Entre as mudanças no PTB estão a proibição de coligação com partidos de esquerda, revogação do estatuto do desarmamento, defesa mais intensa de temas como família, vida, pátria e do legado cristão. Jefferson afirmou no evento que “a imprensa e o ativismo dos ministros do STF” buscam criminalizar os cristãos e as igrejas, num movimento que ele chama de “cristofobia”, mas sem fundamento na realidade. Embora a intenção de Jefferson seja escancarar as portas do PTB para receber Bolsonaro, esse desejo divide o diretório nacional. Um novo integrante da executiva nacional ouvido pela Pública, mas que pediu que seu nome não fosse citado, disse que as projeções políticas indicam que Bolsonaro perdeu força como nome da direita para 2022 e que o melhor para o partido seria apostar numa nova liderança que deve emergir dos partidos de centro que saíram fortalecidos.
No PSL o eventual retorno de Bolsonaro divide opiniões. “Sou um entusiasta e sonho com a volta de Bolsonaro ao PSL. Acho que ele não deveria ter saído do partido.
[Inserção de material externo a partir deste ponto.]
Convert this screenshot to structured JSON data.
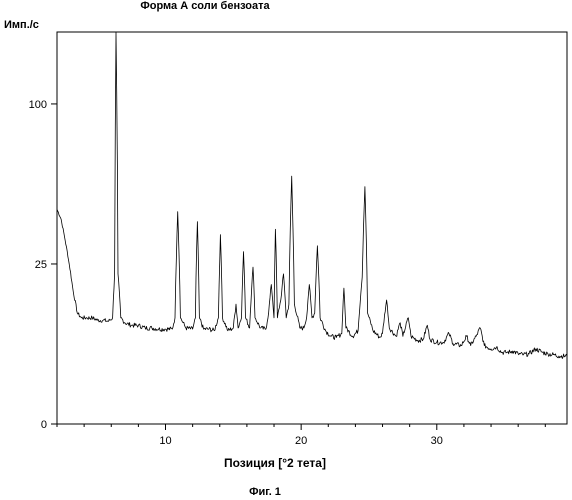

Como o Aliança pelo Brasil não atingiu 10% das exigências, se ele não se filiar, corre o risco de não ter tempo de organizar a campanha. Dos 52 do PSL, 45 ainda estão com Bolsonaro. O resto é detalhe”, diz o deputado Paulo Lima. Já o Major Olímpio, cuja desfiliação é exigência do grupo bolsonarista para discutir um eventual retorno, tem posição radicalmente contrária. “Não falo pelo PSL, mas onde eu estiver não quero Bolsonaro nem pintado de ouro”, afirma o senador. Ele faz críticas corrosivas ao comportamento do clã presidencial com a prática da rachadinha em gabinetes parlamentares. “Não convivo com rachadinha. Aprendi que polícia é polícia e ladrão é ladrão”, cutuca.